MUGELLO – Non sono servite a molto le ultime piogge, per la produzione dell’olio d’oliva in Mugello.
Ce lo spiega Sergio Zanieri di Coldiretti Mugello:”Dopo i riscontri che abbiamo eseguito purtroppo ci è stato confermato che quest’estate torrida ha causato un danno della produzione di oltre il 50%. Questo significa che la produzione di olio sarà ridotta almeno della metà, anche se lo si potrà dire con certezza solo al momento della molitura. Può darsi – continua Zanieri – non solo che la quantità di olio sia minore, ma che potrebbe essere di una qualità più bassa, oltre al fatto che si potrà verificare un aumento dei prezzi. Inoltre è possibile che, data la scarsa produzione, possa aumentare l’importazione di olio da altri Paesi, europei ma non solo, ed il prodotto locale non sarà valorizzato come merita. Generalmente, infatti, Paesi come la Spagna hanno produzioni con costi minori in quanto utilizzano impianti di uliveti altamente specializzati con una raccolta ‘automatica’ che porta a costi minori, mentre qui in Mugello la raccolta avviene manualmente e quindi il costo è maggiore”.

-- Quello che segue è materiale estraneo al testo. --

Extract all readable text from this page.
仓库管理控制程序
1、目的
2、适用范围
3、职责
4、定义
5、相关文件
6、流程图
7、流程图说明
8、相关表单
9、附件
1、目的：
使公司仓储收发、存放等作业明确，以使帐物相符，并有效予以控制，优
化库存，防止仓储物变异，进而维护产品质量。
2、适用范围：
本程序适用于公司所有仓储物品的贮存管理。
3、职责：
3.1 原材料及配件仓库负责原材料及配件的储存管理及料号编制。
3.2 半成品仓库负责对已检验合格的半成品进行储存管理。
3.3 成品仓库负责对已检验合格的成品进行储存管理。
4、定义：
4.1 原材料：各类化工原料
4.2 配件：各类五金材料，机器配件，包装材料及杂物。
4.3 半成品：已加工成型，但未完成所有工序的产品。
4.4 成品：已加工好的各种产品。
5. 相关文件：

Qualche produttore della zona vede ancor più nero sulle quantità, ma non sulla qualità.
“È stato un disastro completo – racconta Silvestro Farina, proprietario dell’azienda agricola ‘Terzalla’ di Barberino di Mugello-. Io mi occupo di olio dagli anni ’60 e questo è il peggior anno che abbia mai visto. Il primo danno lo abbiamo avuto ad aprile con una gelata fuori stagione che ha ammazzato tutti i ‘mignoli’ (fiori dell’ulivo) nelle zone più basse della mia coltivazione. Quei pochi fiori rimasti sono stati decimati dalla siccità. In pratica mi ritrovo con un decimo della produzione con una perdita che ammonta a 7/8.000 euro. L’unica nota positiva è che questa mancanza di acqua ha impedito alle uova della mosca olearia, che attacca verso la fine di luglio pungendo le olive e depositando le proprie uova dentro il frutto rendendolo inutilizzabile, di schiudersi. Però non ho dubbi sulla qualità del poco prodotto che avremo. Il Mugello produce uno tra i migliori oli d’Italia, se non del mondo”.
“Grazie alle piogge di quest’ultimo periodo – racconta Ivan Malpaga proprietario de ‘La Matteraia’ di Vicchio – l’oliva è ingrossata ed ha sviluppato più polpa quindi secondo me non risentiremo di un calo di qualità, ma solo di quantità. Noi, che abbiamo l’oliveto a 400 mt di altezza, non abbiamo risentito della brinata di aprile ma solo della siccità che ci ha fatto perdere intorno al 40/50% di produzione. Devo dire che alla fine mi è anche andata bene, so di colleghi che quest’anno non faranno neanche la raccolta perché il caldo ha seccato tutti i frutti. Purtroppo la siccità è arrivata presto ed ha impedito la ‘legazione’ (il momento in cui il fiore diventa frutto) e dopo le olive sono seccate. Abbiamo avuto una perdita importante che porterà sicuramente ad un aumento del prezzo di 1.00/1.50€ , anche se fino a quando non porteremo le olive al frantoio non potremo essere sicuri di nulla. Quello che penso è che almeno la mosca olearia non potrà attaccare, viste le temperature più fredde della notte, e che quindi da adesso alla raccolta, che sarà tra circa un mese e mezzo, non potrà che esserci un miglioramento”.